Dans une lettre à Albin Sawatzki, le directeur de la planification de « Mittelwerk », von Braun intervient en faveur de Charles Sadron, demandant à ce qu’il puisse porter des vêtements civils, et que ses conditions de détention soient améliorées. En vain ! Ce qui prouve de la meilleure manière, qu’il n’avait strictement aucune influence sur la condition des détenus.
Charles Sadron et quelques élus seront tout de même autorisés à recevoir des colis. Il décrit partiellement le contenu du gros paquet reçu début avril 1944. Boîtes de sardines, paquets de biscottes, boîtes de gâteaux secs, un miroir, de l’eau de Cologne, des vêtements, des cigarettes « Gauloises ». Le slogan inscrit sur les paquets de Gauloises était « liberté toujours ».
Il serait naïf de croire que seules des considérations humanitaires soient à l’origine de ces démarches. La production en série du missile V2 exige du personnel qualifié, il faut donc le « préserver ».
Charles Sadron travaillera dans l’atelier le plus « pointu » de l’usine souterraine, celui du Contrôle Qualité, dans la galerie transversale 28. En compagnie d’ingénieurs allemands il s’occupe notamment du système de guidage du V2 (Mischgerät).
Il n’en demeure pas moins que von Braun s’est très certainement identifié à un collègue physicien comme lui, dont la situation a dû le troubler.
* En 1936 von Kármán a été l’un des co-fondateur de la société Aérojet et du désormais célébrissime Jet Propulsion Laboratory.
** Il faut savoir que la plupart des grandes entreprises allemandes ont à un moment ou à un autre eu recours, même si très réticentes au départ, à l’utilisation de main d’œuvre issue des camps de concentration. Dès 1937, les SS avaient déjà commencé, à très petite échelle, à exploiter les détenus des camps en tant que travailleurs forcés en créant des ateliers au sein même des camps de concentration.
Ils n’ont rien inventé, c’est une méthode classique de l’Antiquité et des pays coloniaux: utiliser des esclaves et des travailleurs étrangers dénués de droits.
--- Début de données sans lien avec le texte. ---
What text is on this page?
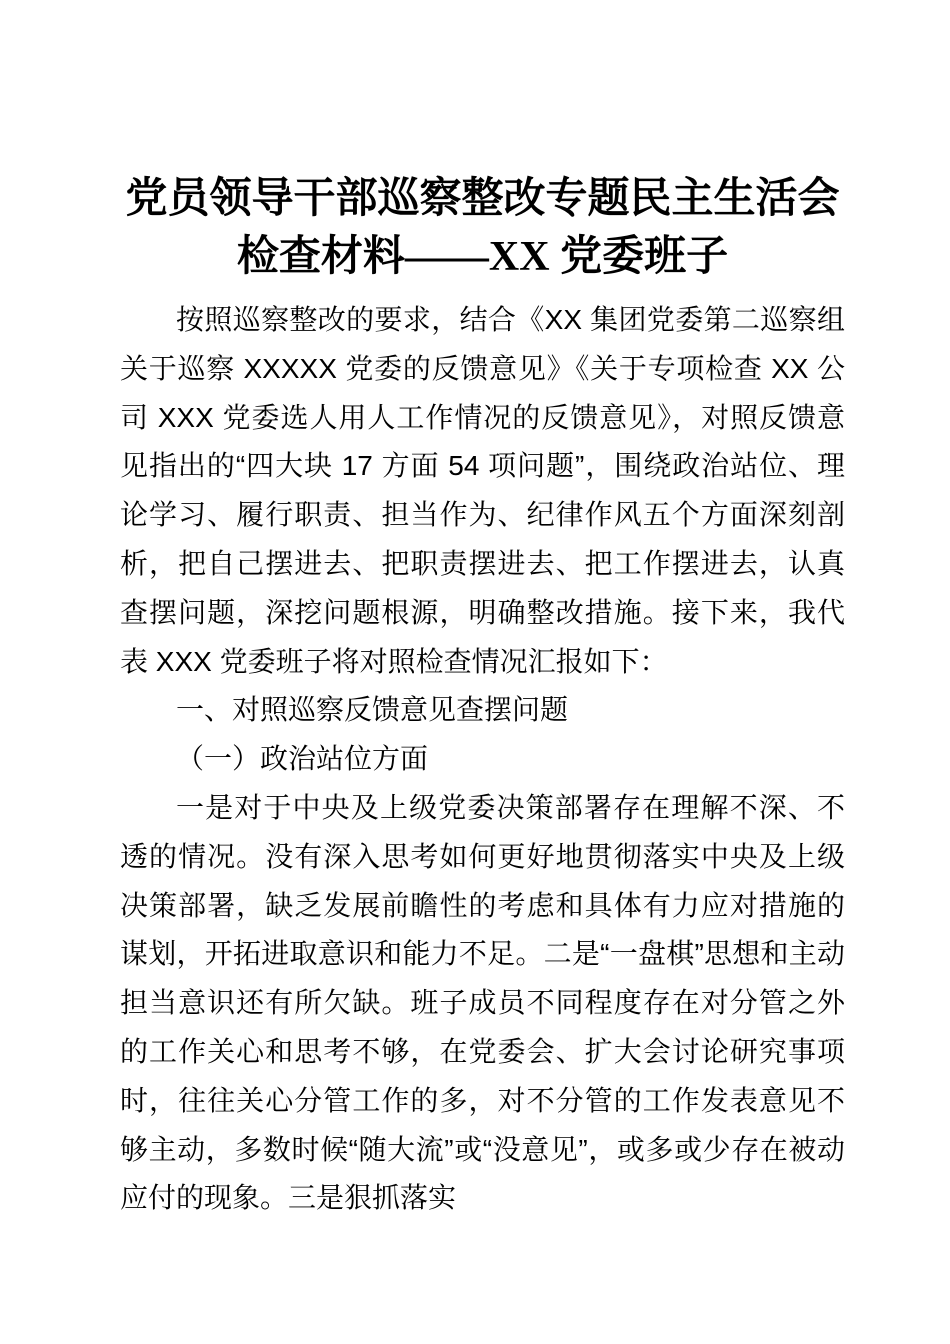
党员领导干部巡察整改专题民主生活会检查材料——XX 党委班子

按照巡察整改的要求，结合《XX 集团党委第二巡察组关于巡察 XXXXX 党委的反馈意见》《关于专项检查 XX 公司 XXX 党委选人用人工作情况的反馈意见》，对照反馈意见指出的“四大块 17 方面 54 项问题”，围绕政治站位、理论学习、履行职责、担当作为、纪律作风五个方面深刻剖析，把自己摆进去、把职责摆进去、把工作摆进去，认真查摆问题，深挖问题根源，明确整改措施。接下来，我代表 XXX 党委班子将对照检查情况汇报如下：

一、对照巡察反馈意见查摆问题

（一）政治站位方面

一是对于中央及上级党委决策部署存在理解不深、不透的情况。没有深入思考如何更好地贯彻落实中央及上级决策部署，缺乏发展前瞻性的考虑和具体有力应对措施的谋划，开拓进取意识和能力不足。二是“一盘棋”思想和主动担当意识还有所欠缺。班子成员不同程度存在对分管之外的工作关心和思考不够，在党委会、扩大会讨论研究事项时，往往关心分管工作的多，对不分管的工作发表意见不够主动，多数时候“随大流”或“没意见”，或多或少存在被动应付的现象。三是狠抓落实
La pénurie de main-d’œuvre s’accroissant au fil de la guerre, elles y eurent de plus en plus recours. Les SS facturaient aux entreprises 4 Reichsmarks (RM) par jour pour un ouvrier et 6 RM pour un ouvrier qualifié.
*** « De l’Université aux camps de concentration : témoignages strasbourgeois » Edition originale 1947 – La 4ème édition date de 1996. (Le bouleversant témoignage de Charles Sadron est contenu dans les pages 177 à 231 : « A l’usine de Dora »)
Il convient de préciser que sur les 26 500 victimes de Mittelbau-Dora, dont plus de 1 700 ont été tuées lors du bombardement de Nordhausen par les alliés les 3 et 4 avril 1945, et 11 000 ont succombé lors de l’évacuation du camp les jours suivants.
La très grande majorité a trouvé la mort pendant la phase d’agrandissement et d’aménagement de l’usine souterraine, qui passe en deux mois d’une superficie de 97 400 à plus de 112 000 m², et non pendant l’assemblage des missiles.
Or l’équipe de Peenemünde était responsable de l’assemblage et non pas de la construction et du choix du site. Il est bien évident que s’il avait pu choisir, Wernher von Braun aurait préféré que la A4 soit assemblée par des techniciens « civils » germanophones, qualifiés et fiables (…)
Plus de 200 prisonniers, accusés de sabotage, ce qui comprenait le fait de mentir sur ses qualifications, furent pendus en public. Le degré de qualification ayant un lien très étroit avec le traitement subi. Bien évidemment, plus un travailleur était qualifié plus il avait de privilèges.
Lorsqu’à l’automne 1944 les SS ont vent d’un complot visant à faire sauter le tunnel où sont assemblés les V2, ils torturent des centaines de prisonniers et exécutent plus de 150 soviétiques ainsi que des « Kapos » allemands, dont trois superviseurs communistes. Un prisonnier russe a été pendu pour avoir uriné sur un V2.